In 1965, The Olympics were one of the first to record "Good Lovin'", penned by Rudy Clark and Arthur Resnick.
In 1966, The Young Rascals version rose to No. 1 on the US Hot 100. Since then, many recorded versions have been made by prominent artists, including Mary Wells, The Ventures, The Who, The Grateful Dead, Bobby McFerrin and The Bobs.

Fizer was shot and killed during the Watts riots in 1965. Shortly thereafter, King left the group after his sister died in an accidental shooting. A revamped group continued to record into the early 1970s but were unable to attain popular chart success after the mid-1960s. The Olympics continued to perform on the oldies circuit in the United States and other countries.

In 1984, Rhino Records issued an album titled The Official Record Album of The Olympics, containing recordings from the group from the 1950s and 1960s. The Los Angeles Olympic Organizing Committee sued Rhino, claiming that Rhino's record could be confused with the album The Official Music of the XXIII Olympiad—Los Angeles 1984. Rhino won the lawsuit.

Walter Ward's song "Well (Baby Please Don't Go)" (the B-side to "Western Movies") was recorded by John Lennon during the 1971 Imagine sessions at Ascot Sound Studios, where multiple studio takes were attempted across two separate February session dates. One of these takes, recorded on 16 February 1971, was first officially released on the 1998 box set John Lennon Anthology and subsequently reissued on the single-disc compilation Wonsaponatime. A new remix of the same take was included on the 2018 box set Imagine – The Ultimate Collection, which also features an "Evolution Documentary" montage assembling excerpts from the session tapes of the song. Recordings from both session dates circulate on multiple bootlegs. A separate live performance, recorded in June 1971 with Frank Zappa and the Mothers of Invention, was issued on Lennon’s 1972 album Some Time in New York City and later appeared on Zappa’s 1992 album Playground Psychotics.
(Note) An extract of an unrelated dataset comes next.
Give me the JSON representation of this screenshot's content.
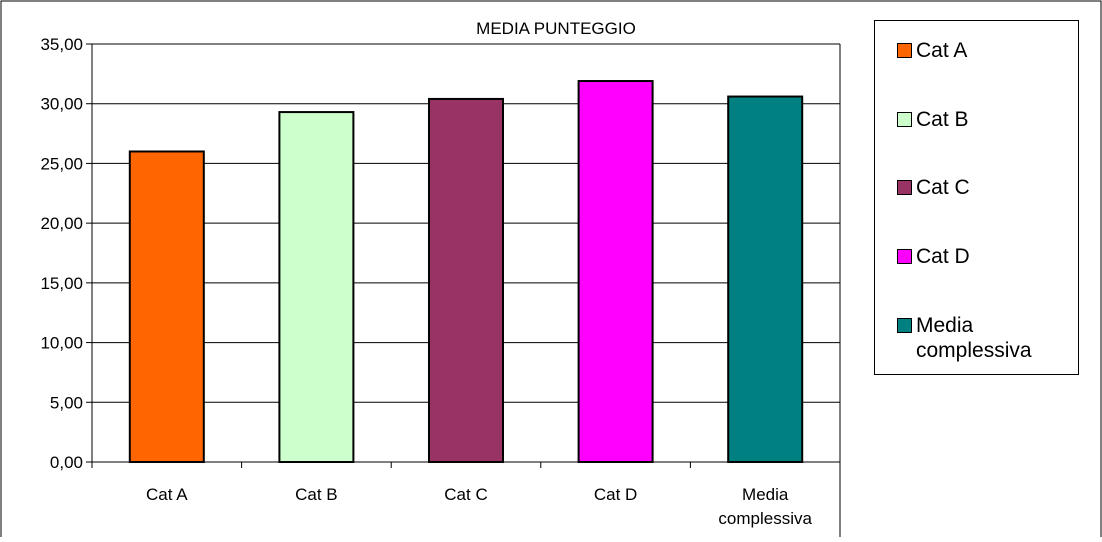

Eddie Lewis, tenor singer and last original member of the Olympics, died on May 31, 2017. Current and remaining members of The Olympics are Vel Omarr, Alphonso Boyd, and Samuel E. Caesar.

==Discography==
===Albums===
- Doin' the Hully Gully (1960) Arvee A-423
- Dance by the Light of the Moon (1961) Arvee A-424
- Party Time (1961) Arvee A-429
- Do the Bounce (1963) Tri-Disc 1001
- Something Old, Something New (1966) Mirwood
- The Official Record Album of The Olympics (1984) Rhino 207

===Singles===

Year: Title; Chart positions
US: US R&B; Canada; UK; AUS
1956: "I Can Tell" (as Walter Ward and the Challengers); —; —; —; —; —
1958: "Western Movies"; 8; 7; 4; 12; 12
"I Wanna Dance with the Teacher": 71; —; —; —; —
1959: "Private Eye"; 95; —; —; —; 42
1960: "(Baby) Hully Gully"; 72; —; —; —; —
"Big Boy Pete": 50; 10; —; —; 77
"Shimmy Like Kate": 42; —; —; —; —
"Dance by the Light of the Moon": 47; —; 17; —; —
1961: "I Wish I Could Shimmy Like My Sister Kate"; —; —; —; 40; —
"Little Pedro": 76; —; —; —; —
"Dooley": 94; —; —; —; —
1963: "The Bounce"; 40; 22; 21; —; —
"Dancin' Holiday": 86; —; —; —; —
1965: "Good Lovin'"; 81; —; —; —; —
1966: "Mine Exclusively"; 99; 25; —; —; —
"Baby, Do the Philly Dog": 63; 20; —; —; —
"—" denotes releases that did not chart or were not released in that territory.